# TV for bedroom 26" or 32" $300-400



## cburbs (Mar 27, 2007)

Thinking of replacing the TV in the bedroom. Any recommendations out there and size wise I am thinking 32" after looking at them briefly in the store but will depend on price. I would rather keep it closer to $300 but we will see.

Any suggestions on from what people have bought recently? I just started looking into this.

VCR and a DVD player and OTA antenna would be hooked up to this device.


----------



## rygher3 (Jan 8, 2009)

I'm a fan of Samsung. Excellent picture quality when it gets a good signal.

Look for Black Friday sales, as I know you can find a Samsung 32" for ~330 on Black Friday. Many others will be on sale as well.

Good luck!


----------



## cburbs (Mar 27, 2007)

A couple just looking quickly at costco - 

Samsung - $399
32" LCD HDTV
Resolution: 1366 x 768 Dynamic Contrast Ratio: 60,000:1 ConnectShare™ Movie
Item # 932540

VIZIO 32" - $339
720p LCD HDTV
Resolution: 1366 x 768
Brightness: 450 nits
Response Time: 8ms
Item # 713232

$349.99 after $40 OFF
Panasonic 32"
720p VIERA®
X24 Series LCD HDTV
VIERA Image Viewer™
VIERA Link™
2 Year Warranty
Item # 988320

I am thinking of like cyber Monday deals.


----------



## rygher3 (Jan 8, 2009)

Here is a link the the TV deals for black friday.

http://www.blackfriday.info/category/television-black-friday-deals.html

That link will get updated as more stores ads are placed on the site.


----------



## cburbs (Mar 27, 2007)

Anyone else have an opinion on this.....


----------



## tthurman (Jan 7, 2010)

What's a VCR?

I have a Samsung and while I do agree it has a great picture I'd really have to consider other options after the capacitor issue and the issues with AMP not working. I am tempted to purchase Vizio models from now on and consider them throw away items after a few years.

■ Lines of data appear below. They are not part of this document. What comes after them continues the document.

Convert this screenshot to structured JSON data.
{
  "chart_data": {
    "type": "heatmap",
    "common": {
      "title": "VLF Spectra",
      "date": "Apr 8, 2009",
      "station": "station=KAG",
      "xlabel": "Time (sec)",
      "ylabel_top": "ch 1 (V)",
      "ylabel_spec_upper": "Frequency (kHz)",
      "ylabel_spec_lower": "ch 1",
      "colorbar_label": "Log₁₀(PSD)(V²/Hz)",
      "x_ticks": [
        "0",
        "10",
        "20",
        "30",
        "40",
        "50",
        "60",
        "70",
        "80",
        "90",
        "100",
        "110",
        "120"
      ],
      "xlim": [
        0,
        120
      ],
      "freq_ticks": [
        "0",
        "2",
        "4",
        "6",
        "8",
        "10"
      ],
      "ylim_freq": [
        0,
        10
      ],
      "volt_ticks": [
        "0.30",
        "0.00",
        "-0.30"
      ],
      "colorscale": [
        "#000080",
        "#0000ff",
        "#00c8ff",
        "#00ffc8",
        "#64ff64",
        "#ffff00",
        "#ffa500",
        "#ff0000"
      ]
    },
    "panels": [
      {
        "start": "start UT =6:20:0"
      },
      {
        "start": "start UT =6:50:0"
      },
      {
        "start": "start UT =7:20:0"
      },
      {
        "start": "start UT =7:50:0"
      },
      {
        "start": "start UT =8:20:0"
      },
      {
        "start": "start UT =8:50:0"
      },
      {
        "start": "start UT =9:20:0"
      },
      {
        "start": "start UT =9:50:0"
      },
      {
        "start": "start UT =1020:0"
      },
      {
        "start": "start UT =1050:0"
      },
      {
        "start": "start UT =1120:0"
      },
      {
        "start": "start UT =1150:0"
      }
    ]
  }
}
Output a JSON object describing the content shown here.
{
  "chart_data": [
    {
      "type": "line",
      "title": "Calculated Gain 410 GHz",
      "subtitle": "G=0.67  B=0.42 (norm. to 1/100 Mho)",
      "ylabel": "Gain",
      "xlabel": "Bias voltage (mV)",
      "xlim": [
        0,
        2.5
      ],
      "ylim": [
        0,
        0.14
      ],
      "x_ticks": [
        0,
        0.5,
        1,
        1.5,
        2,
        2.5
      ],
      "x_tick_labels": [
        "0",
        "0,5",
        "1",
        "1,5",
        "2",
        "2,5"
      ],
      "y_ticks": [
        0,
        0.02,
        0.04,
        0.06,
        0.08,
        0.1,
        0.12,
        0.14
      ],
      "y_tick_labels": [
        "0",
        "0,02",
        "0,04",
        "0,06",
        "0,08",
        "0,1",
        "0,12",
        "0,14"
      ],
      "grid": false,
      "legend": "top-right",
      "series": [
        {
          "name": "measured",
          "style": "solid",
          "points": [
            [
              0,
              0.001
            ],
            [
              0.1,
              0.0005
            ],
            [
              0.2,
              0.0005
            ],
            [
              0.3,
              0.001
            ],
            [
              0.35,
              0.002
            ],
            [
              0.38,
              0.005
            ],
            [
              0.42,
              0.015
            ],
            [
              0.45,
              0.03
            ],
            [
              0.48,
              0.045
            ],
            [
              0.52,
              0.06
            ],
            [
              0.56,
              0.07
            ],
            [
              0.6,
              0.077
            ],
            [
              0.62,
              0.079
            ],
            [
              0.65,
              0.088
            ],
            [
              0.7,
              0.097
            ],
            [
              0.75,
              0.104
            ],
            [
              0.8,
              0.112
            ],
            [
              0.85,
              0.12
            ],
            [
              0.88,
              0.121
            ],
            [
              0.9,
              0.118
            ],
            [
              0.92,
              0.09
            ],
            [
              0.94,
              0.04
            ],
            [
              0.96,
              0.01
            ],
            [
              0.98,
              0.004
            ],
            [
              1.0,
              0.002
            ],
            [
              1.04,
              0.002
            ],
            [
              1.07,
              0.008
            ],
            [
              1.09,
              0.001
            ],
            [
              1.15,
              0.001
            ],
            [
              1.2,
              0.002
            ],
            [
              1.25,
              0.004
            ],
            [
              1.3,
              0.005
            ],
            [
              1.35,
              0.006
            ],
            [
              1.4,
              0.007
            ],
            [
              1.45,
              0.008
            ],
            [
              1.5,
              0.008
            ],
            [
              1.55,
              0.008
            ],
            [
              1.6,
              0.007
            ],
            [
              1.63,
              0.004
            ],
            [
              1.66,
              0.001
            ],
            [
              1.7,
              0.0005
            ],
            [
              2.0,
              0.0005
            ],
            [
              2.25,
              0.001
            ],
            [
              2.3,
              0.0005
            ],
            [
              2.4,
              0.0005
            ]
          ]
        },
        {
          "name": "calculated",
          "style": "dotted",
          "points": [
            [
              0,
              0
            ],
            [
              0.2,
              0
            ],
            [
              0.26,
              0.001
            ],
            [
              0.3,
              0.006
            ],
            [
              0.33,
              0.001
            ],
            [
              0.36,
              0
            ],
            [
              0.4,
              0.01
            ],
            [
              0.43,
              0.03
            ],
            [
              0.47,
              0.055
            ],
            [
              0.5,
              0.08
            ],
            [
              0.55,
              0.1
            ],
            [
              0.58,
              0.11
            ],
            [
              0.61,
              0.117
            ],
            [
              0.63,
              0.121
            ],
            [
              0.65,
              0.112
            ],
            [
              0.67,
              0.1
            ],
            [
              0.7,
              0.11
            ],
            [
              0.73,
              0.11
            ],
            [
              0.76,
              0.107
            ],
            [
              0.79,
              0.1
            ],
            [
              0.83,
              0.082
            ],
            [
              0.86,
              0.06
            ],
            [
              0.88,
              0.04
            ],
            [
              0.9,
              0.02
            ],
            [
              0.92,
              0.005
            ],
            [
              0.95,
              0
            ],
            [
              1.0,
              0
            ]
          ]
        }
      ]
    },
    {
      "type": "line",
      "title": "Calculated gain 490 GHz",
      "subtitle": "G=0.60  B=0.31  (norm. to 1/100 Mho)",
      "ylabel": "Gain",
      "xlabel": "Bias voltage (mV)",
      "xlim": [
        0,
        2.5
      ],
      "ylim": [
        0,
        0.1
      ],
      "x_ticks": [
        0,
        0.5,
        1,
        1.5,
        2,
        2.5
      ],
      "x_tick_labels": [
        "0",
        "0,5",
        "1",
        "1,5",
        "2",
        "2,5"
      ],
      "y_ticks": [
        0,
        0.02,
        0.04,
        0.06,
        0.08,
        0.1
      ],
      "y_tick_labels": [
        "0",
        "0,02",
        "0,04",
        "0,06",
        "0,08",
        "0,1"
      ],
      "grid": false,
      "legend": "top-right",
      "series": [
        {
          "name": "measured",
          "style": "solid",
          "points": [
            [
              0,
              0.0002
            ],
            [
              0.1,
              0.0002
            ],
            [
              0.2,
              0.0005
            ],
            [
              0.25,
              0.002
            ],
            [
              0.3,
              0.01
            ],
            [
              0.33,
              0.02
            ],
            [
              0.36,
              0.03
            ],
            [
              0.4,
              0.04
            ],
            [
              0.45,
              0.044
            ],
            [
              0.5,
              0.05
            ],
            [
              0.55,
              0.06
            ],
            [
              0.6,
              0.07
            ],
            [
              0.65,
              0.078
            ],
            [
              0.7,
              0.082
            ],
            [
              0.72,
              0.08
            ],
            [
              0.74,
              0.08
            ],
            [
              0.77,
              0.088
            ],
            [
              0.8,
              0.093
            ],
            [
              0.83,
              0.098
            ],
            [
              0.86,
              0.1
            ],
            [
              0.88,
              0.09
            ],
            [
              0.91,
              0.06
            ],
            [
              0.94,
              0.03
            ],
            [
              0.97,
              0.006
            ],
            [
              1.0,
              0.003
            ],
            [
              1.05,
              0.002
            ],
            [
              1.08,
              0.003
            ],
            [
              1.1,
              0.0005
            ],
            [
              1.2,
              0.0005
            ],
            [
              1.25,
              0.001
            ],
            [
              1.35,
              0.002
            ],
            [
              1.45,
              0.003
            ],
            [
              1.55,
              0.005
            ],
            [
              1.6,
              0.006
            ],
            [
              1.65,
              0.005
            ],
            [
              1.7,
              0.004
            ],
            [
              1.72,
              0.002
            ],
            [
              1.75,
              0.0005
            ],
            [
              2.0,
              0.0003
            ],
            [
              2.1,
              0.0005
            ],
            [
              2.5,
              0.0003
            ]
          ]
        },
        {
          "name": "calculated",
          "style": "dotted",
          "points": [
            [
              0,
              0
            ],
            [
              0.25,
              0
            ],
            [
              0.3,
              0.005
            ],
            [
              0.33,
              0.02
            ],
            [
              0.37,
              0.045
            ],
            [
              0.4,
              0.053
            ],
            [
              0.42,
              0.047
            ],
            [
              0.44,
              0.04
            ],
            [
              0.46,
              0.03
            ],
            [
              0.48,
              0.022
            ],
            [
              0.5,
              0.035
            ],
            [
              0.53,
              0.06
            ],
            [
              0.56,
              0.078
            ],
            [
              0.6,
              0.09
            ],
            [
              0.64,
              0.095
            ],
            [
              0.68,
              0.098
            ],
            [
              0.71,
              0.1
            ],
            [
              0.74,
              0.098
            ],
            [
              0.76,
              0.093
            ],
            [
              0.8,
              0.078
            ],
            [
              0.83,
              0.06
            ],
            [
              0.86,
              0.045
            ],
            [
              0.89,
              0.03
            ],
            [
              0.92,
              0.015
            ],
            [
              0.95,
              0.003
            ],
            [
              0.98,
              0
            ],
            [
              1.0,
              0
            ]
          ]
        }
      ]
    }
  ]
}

Of the three you list it would be difficult to pass on the Pansonic IMO.


----------



## cburbs (Mar 27, 2007)

The two things I read in regards to the Vizio were - slow at changing channels and volume issues with the sound. Though which TV has great sound anyways.

I will probably be purchashing sometime this month.....still undecided and still need to go look around to see what I like.

I guess another thing is I will be using an indoor antenna does one TV have a better built in tuner than the other?


----------



## HuskerOmaha (Jan 19, 2011)

I linked a couple on the "cyber monday" thread...


----------



## cburbs (Mar 27, 2007)

Well from looking and reading I think it is between these two -

Panasonic TC-32LX24 and Samsung LN32C350D1D


----------